Lifestyles

D. Smith: Don’t put off assembling an estate plan

An estate plan is an essential part of planning for the future.

Estate planning involves the transfer of someone’s assets (e.g. property, money) when they die, as well as other personal assets.

What is the right age to start on an estate plan?

As soon as you start to accumulate assets or when you start to have children, you should have an estate plan.

During our lifetime, planning is part of our routine. We plan for holidays and family gatherings. We plan on things to do when we are not working. We plan on making consumer purchases such as for vehicles and major appliances. So what about planning in regards to estate planning for you and your family?

Almost 50 per cent of the adult population who should don’t make estate planning a priority.

That means nothing has been done to protect you and your family against the many negative aspects of having no estate plan.
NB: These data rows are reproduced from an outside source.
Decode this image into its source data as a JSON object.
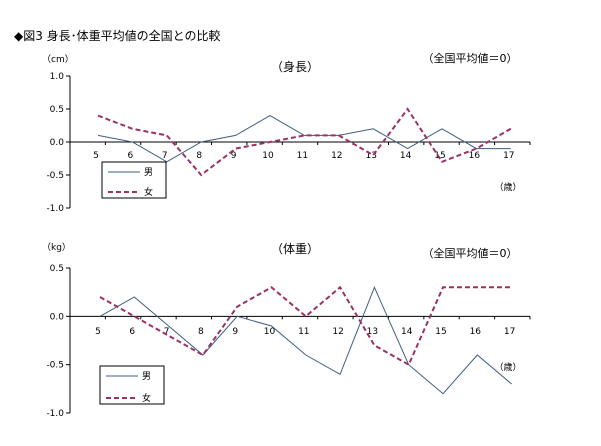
{
  "figure_title": "◆図3 身長･体重平均値の全国との比較",
  "chart_data": [
    {
      "type": "line",
      "title": "（身長）",
      "note": "（全国平均値＝0）",
      "ylabel": "（cm）",
      "xunit": "（歳）",
      "categories": [
        "5",
        "6",
        "7",
        "8",
        "9",
        "10",
        "11",
        "12",
        "13",
        "14",
        "15",
        "16",
        "17"
      ],
      "ylim": [
        -1.0,
        1.0
      ],
      "yticks": [
        1.0,
        0.5,
        0.0,
        -0.5,
        -1.0
      ],
      "ytick_labels": [
        "1.0",
        "0.5",
        "0.0",
        "-0.5",
        "-1.0"
      ],
      "grid": false,
      "legend_position": "bottom-left",
      "series": [
        {
          "name": "男",
          "color": "#3f5e80",
          "dash": "solid",
          "values": [
            0.1,
            0.0,
            -0.3,
            0.0,
            0.1,
            0.4,
            0.1,
            0.1,
            0.2,
            -0.1,
            0.2,
            -0.1,
            -0.1
          ]
        },
        {
          "name": "女",
          "color": "#993366",
          "dash": "dashed",
          "values": [
            0.4,
            0.2,
            0.1,
            -0.5,
            -0.1,
            0.0,
            0.1,
            0.1,
            -0.2,
            0.5,
            -0.3,
            -0.1,
            0.2
          ]
        }
      ]
    },
    {
      "type": "line",
      "title": "（体重）",
      "note": "（全国平均値＝0）",
      "ylabel": "（kg）",
      "xunit": "（歳）",
      "categories": [
        "5",
        "6",
        "7",
        "8",
        "9",
        "10",
        "11",
        "12",
        "13",
        "14",
        "15",
        "16",
        "17"
      ],
      "ylim": [
        -1.0,
        0.5
      ],
      "yticks": [
        0.5,
        0.0,
        -0.5,
        -1.0
      ],
      "ytick_labels": [
        "0.5",
        "0.0",
        "-0.5",
        "-1.0"
      ],
      "grid": false,
      "legend_position": "bottom-left",
      "series": [
        {
          "name": "男",
          "color": "#3f5e80",
          "dash": "solid",
          "values": [
            0.0,
            0.2,
            -0.1,
            -0.4,
            0.0,
            -0.1,
            -0.4,
            -0.6,
            0.3,
            -0.5,
            -0.8,
            -0.4,
            -0.7
          ]
        },
        {
          "name": "女",
          "color": "#993366",
          "dash": "dashed",
          "values": [
            0.2,
            0.0,
            -0.2,
            -0.4,
            0.1,
            0.3,
            0.0,
            0.3,
            -0.3,
            -0.5,
            0.3,
            0.3,
            0.3
          ]
        }
      ]
    }
  ]
}
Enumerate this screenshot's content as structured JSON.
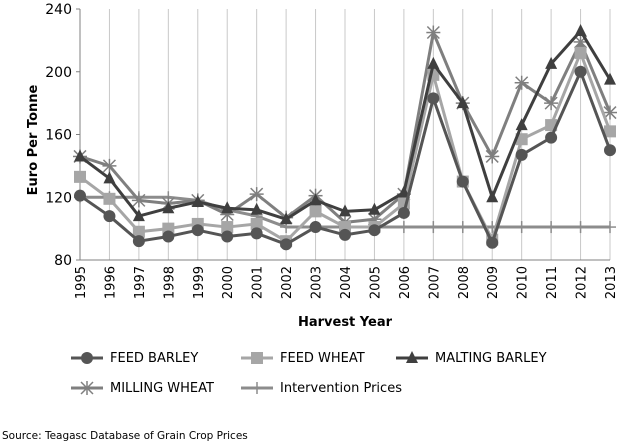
{
  "chart_data": {
    "type": "line",
    "title": "",
    "xlabel": "Harvest Year",
    "ylabel": "Euro Per Tonne",
    "ylim": [
      80,
      240
    ],
    "yticks": [
      80,
      120,
      160,
      200,
      240
    ],
    "grid": "vertical",
    "legend_position": "bottom",
    "x": [
      "1995",
      "1996",
      "1997",
      "1998",
      "1999",
      "2000",
      "2001",
      "2002",
      "2003",
      "2004",
      "2005",
      "2006",
      "2007",
      "2008",
      "2009",
      "2010",
      "2011",
      "2012",
      "2013"
    ],
    "series": [
      {
        "name": "FEED BARLEY",
        "color": "#555555",
        "marker": "circle",
        "values": [
          121,
          108,
          92,
          95,
          99,
          95,
          97,
          90,
          101,
          96,
          99,
          110,
          183,
          130,
          91,
          147,
          158,
          200,
          150
        ]
      },
      {
        "name": "FEED WHEAT",
        "color": "#a6a6a6",
        "marker": "square",
        "values": [
          133,
          119,
          98,
          100,
          103,
          101,
          103,
          92,
          111,
          101,
          101,
          116,
          198,
          130,
          93,
          157,
          166,
          212,
          162
        ]
      },
      {
        "name": "MALTING BARLEY",
        "color": "#3f3f3f",
        "marker": "triangle",
        "values": [
          146,
          132,
          108,
          113,
          117,
          113,
          112,
          106,
          118,
          111,
          112,
          123,
          205,
          180,
          120,
          166,
          205,
          226,
          195
        ]
      },
      {
        "name": "MILLING WHEAT",
        "color": "#7f7f7f",
        "marker": "star",
        "values": [
          146,
          140,
          118,
          116,
          118,
          109,
          122,
          107,
          121,
          104,
          106,
          122,
          225,
          180,
          146,
          193,
          180,
          219,
          174
        ]
      },
      {
        "name": "Intervention Prices",
        "color": "#8c8c8c",
        "marker": "plus",
        "values": [
          120,
          120,
          120,
          120,
          118,
          112,
          108,
          101,
          101,
          101,
          101,
          101,
          101,
          101,
          101,
          101,
          101,
          101,
          101
        ]
      }
    ]
  },
  "source_text": "Source: Teagasc Database of Grain Crop Prices"
}
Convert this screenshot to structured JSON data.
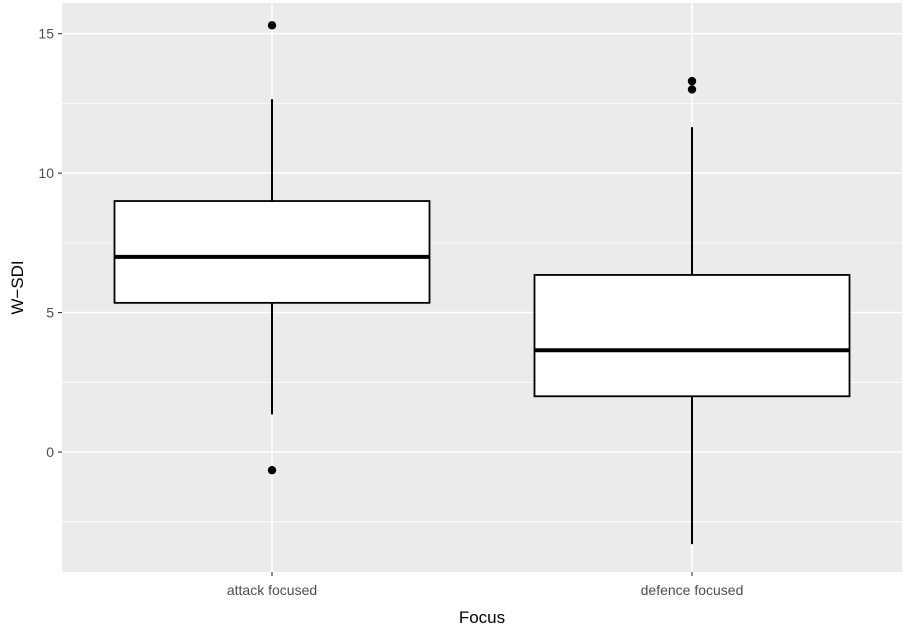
{
  "chart_data": {
    "type": "boxplot",
    "xlabel": "Focus",
    "ylabel": "W−SDI",
    "categories": [
      "attack focused",
      "defence focused"
    ],
    "ylim": [
      -4.3,
      16.1
    ],
    "yticks": [
      0,
      5,
      10,
      15
    ],
    "grid": true,
    "boxes": [
      {
        "category": "attack focused",
        "lower_whisker": 1.35,
        "q1": 5.35,
        "median": 7.0,
        "q3": 9.0,
        "upper_whisker": 12.65,
        "outliers": [
          15.3,
          -0.65
        ]
      },
      {
        "category": "defence focused",
        "lower_whisker": -3.3,
        "q1": 2.0,
        "median": 3.65,
        "q3": 6.35,
        "upper_whisker": 11.65,
        "outliers": [
          13.3,
          13.0
        ]
      }
    ],
    "colors": {
      "panel": "#ebebeb",
      "grid": "#ffffff",
      "box_fill": "#ffffff",
      "line": "#000000",
      "tick_label": "#4d4d4d"
    }
  }
}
Estate planning should be considered as one of the best planning strategies during our lifetime. Making a will is an important part of planning for your family’s future.

If you die without a will, your property will be divided according to B.C. law, and the costs to administer your estate will increase.

You will be giving up the right to appoint the guardian of your choice for any children in your care.

A will is a legal enforceable declaration of how you want your property to be distributed after death.

A will provides directions on minor children including who will be the guardian of your most treasured possession, your children.

You will also declare who you want to be the executor or executrix of your will and this is the person who will administer your estate.

You will name the person to be the guardian of your minor children.

You can choose a trusted family member or trusted friend or you can choose a professional to administer your will and will be charged a professional fee for these services.

Ask about the costs associated with professional administration—to determine if there is a fixed cost or a cost based on the total assets administered.

If you die without a will—this is referred to as dying intestate, the province will administer your estate. The province will decide who is in charge of your accumulation of assets and apply intestate guidelines of how your assets will be divided.

You do not have a say in this intestate process because you are no longer alive and you missed the opportunity to make a

Will when you were alive. The government provides the guidelines and the extra legal and accounting costs will come out of your estate value.

Organizing your financial affairs means taking care of your affairs before you are gone.

If you think it is difficult to get started on your estate plan now, it will be increasingly difficult and more expensive for someone else to do your estate plan for you after you are gone. The reality is we can’t live forever and we cannot determine what day will be our last day of life.

You have worked all your life and accumulated assets. Ensure your heirs will get the most out of the assets you have accumulated.

The biggest challenge may be to get started. Then step by step you will achieve your goal of organizing your affairs.

During your lifetime you can gift personal or monetary assets to family, friends or to a charity.

You can take advantage of naming beneficiaries on insurance investments and GICs outside of your will to bypass probate and avoid a long and costly delay of probate.